Before addressing the application of § 339 to plaintiffs' facts here, defendant and plaintiffs attempt to claim judgment as a matter of law on the basis of various federal and District of Columbia statutes relating to railroads. Defendant argues that any local common law remedy that plaintiffs might otherwise have has been preempted by Congress's decision to provide for uniform federal regulation of railroad safety via the 1970 Railroad Safety Act, supra, slip op. pp. 14-15, and the decision made pursuant to that Act by the Secretary of Transportation to require neither fencing nor other safeguards at urban railroad rights-of-way such as the one at which plaintiff was injured. At the other extreme, plaintiffs contend that D.C. Code § 7-1434
renders defendant strictly liable for injuries caused by its catenary system.

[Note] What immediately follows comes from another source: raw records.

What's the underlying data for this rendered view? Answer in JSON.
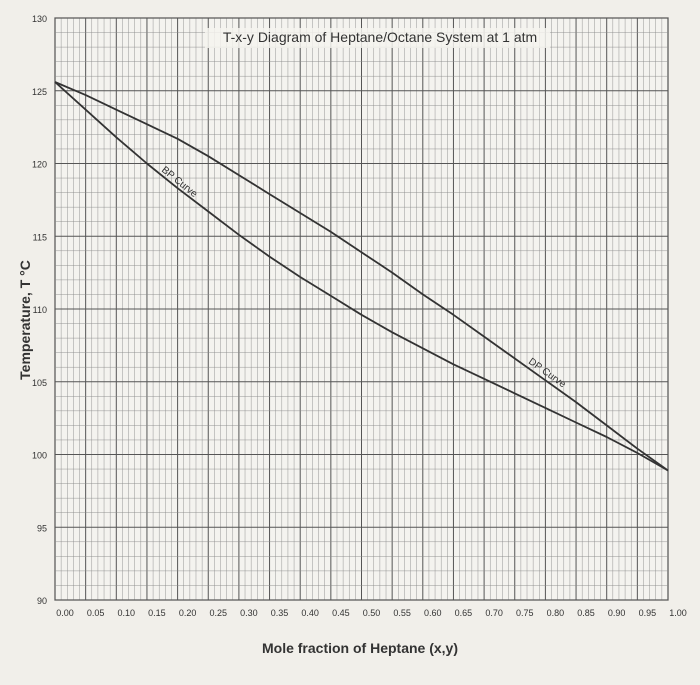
{
  "chart_data": {
    "type": "line",
    "title": "T-x-y Diagram of Heptane/Octane System at 1 atm",
    "xlabel": "Mole fraction of Heptane (x,y)",
    "ylabel": "Temperature, T °C",
    "xlim": [
      0,
      1
    ],
    "ylim": [
      90,
      130
    ],
    "grid": true,
    "x_ticks": [
      "0.00",
      "0.05",
      "0.10",
      "0.15",
      "0.20",
      "0.25",
      "0.30",
      "0.35",
      "0.40",
      "0.45",
      "0.50",
      "0.55",
      "0.60",
      "0.65",
      "0.70",
      "0.75",
      "0.80",
      "0.85",
      "0.90",
      "0.95",
      "1.00"
    ],
    "y_ticks": [
      "90",
      "95",
      "100",
      "105",
      "110",
      "115",
      "120",
      "125",
      "130"
    ],
    "series": [
      {
        "name": "BP Curve",
        "values": [
          {
            "x": 0.0,
            "y": 125.6
          },
          {
            "x": 0.05,
            "y": 123.7
          },
          {
            "x": 0.1,
            "y": 121.8
          },
          {
            "x": 0.15,
            "y": 120.0
          },
          {
            "x": 0.2,
            "y": 118.3
          },
          {
            "x": 0.25,
            "y": 116.7
          },
          {
            "x": 0.3,
            "y": 115.1
          },
          {
            "x": 0.35,
            "y": 113.6
          },
          {
            "x": 0.4,
            "y": 112.2
          },
          {
            "x": 0.45,
            "y": 110.9
          },
          {
            "x": 0.5,
            "y": 109.6
          },
          {
            "x": 0.55,
            "y": 108.4
          },
          {
            "x": 0.6,
            "y": 107.3
          },
          {
            "x": 0.65,
            "y": 106.2
          },
          {
            "x": 0.7,
            "y": 105.2
          },
          {
            "x": 0.75,
            "y": 104.2
          },
          {
            "x": 0.8,
            "y": 103.2
          },
          {
            "x": 0.85,
            "y": 102.2
          },
          {
            "x": 0.9,
            "y": 101.2
          },
          {
            "x": 0.95,
            "y": 100.1
          },
          {
            "x": 1.0,
            "y": 98.9
          }
        ]
      },
      {
        "name": "DP Curve",
        "values": [
          {
            "x": 0.0,
            "y": 125.6
          },
          {
            "x": 0.05,
            "y": 124.7
          },
          {
            "x": 0.1,
            "y": 123.7
          },
          {
            "x": 0.15,
            "y": 122.7
          },
          {
            "x": 0.2,
            "y": 121.7
          },
          {
            "x": 0.25,
            "y": 120.5
          },
          {
            "x": 0.3,
            "y": 119.2
          },
          {
            "x": 0.35,
            "y": 117.9
          },
          {
            "x": 0.4,
            "y": 116.6
          },
          {
            "x": 0.45,
            "y": 115.3
          },
          {
            "x": 0.5,
            "y": 113.9
          },
          {
            "x": 0.55,
            "y": 112.5
          },
          {
            "x": 0.6,
            "y": 111.0
          },
          {
            "x": 0.65,
            "y": 109.6
          },
          {
            "x": 0.7,
            "y": 108.1
          },
          {
            "x": 0.75,
            "y": 106.6
          },
          {
            "x": 0.8,
            "y": 105.1
          },
          {
            "x": 0.85,
            "y": 103.6
          },
          {
            "x": 0.9,
            "y": 102.0
          },
          {
            "x": 0.95,
            "y": 100.4
          },
          {
            "x": 1.0,
            "y": 98.9
          }
        ]
      }
    ],
    "annotations": [
      "BP Curve",
      "DP Curve"
    ]
  },
  "colors": {
    "background": "#e9e6df",
    "paper": "#f4f3ef",
    "grid_major": "#555555",
    "grid_minor": "#8a8a8a",
    "curve": "#333333"
  }
}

Although it would seem that the D.C. Court of Appeals' decision to apply common law principles in Holland necessarily rejected defendant's preemption argument sub silentio, both arguments will be briefly discussed here. Neither argument provides a convincing basis for judgment in this case, although as more fully discussed below, see infra, slip op. p. 58, the regulatory decisions made by the Secretary of Transportation under the Act and defendant's compliance with all those decisions as well as all local safety regulations does bear on the reasonableness of defendant's actions for purposes of Restatement § 339(e).
A. Strict Liability
Sections 1430-35 of Title 7 of the D.C. Code were enacted by Congress in 1934 as one bill, granting authority to the steam railroads then operating within the District of Columbia "to electrify their lines . . . with an alternating current overhead catenary or other type of electrification system." D.C. Code § 7-1430, Act of March 27, 1934 (Pub. Law No. 73-137, 48 Stat. 506-507). Section 1434 provides that
said railroad companies shall be liable for any accident to, or injuries sustained by, any person by reason of any act or omission of the railroad companies or by their agents or servants during the . . . operation of the electrical equipment and apparatus of the railroad trains.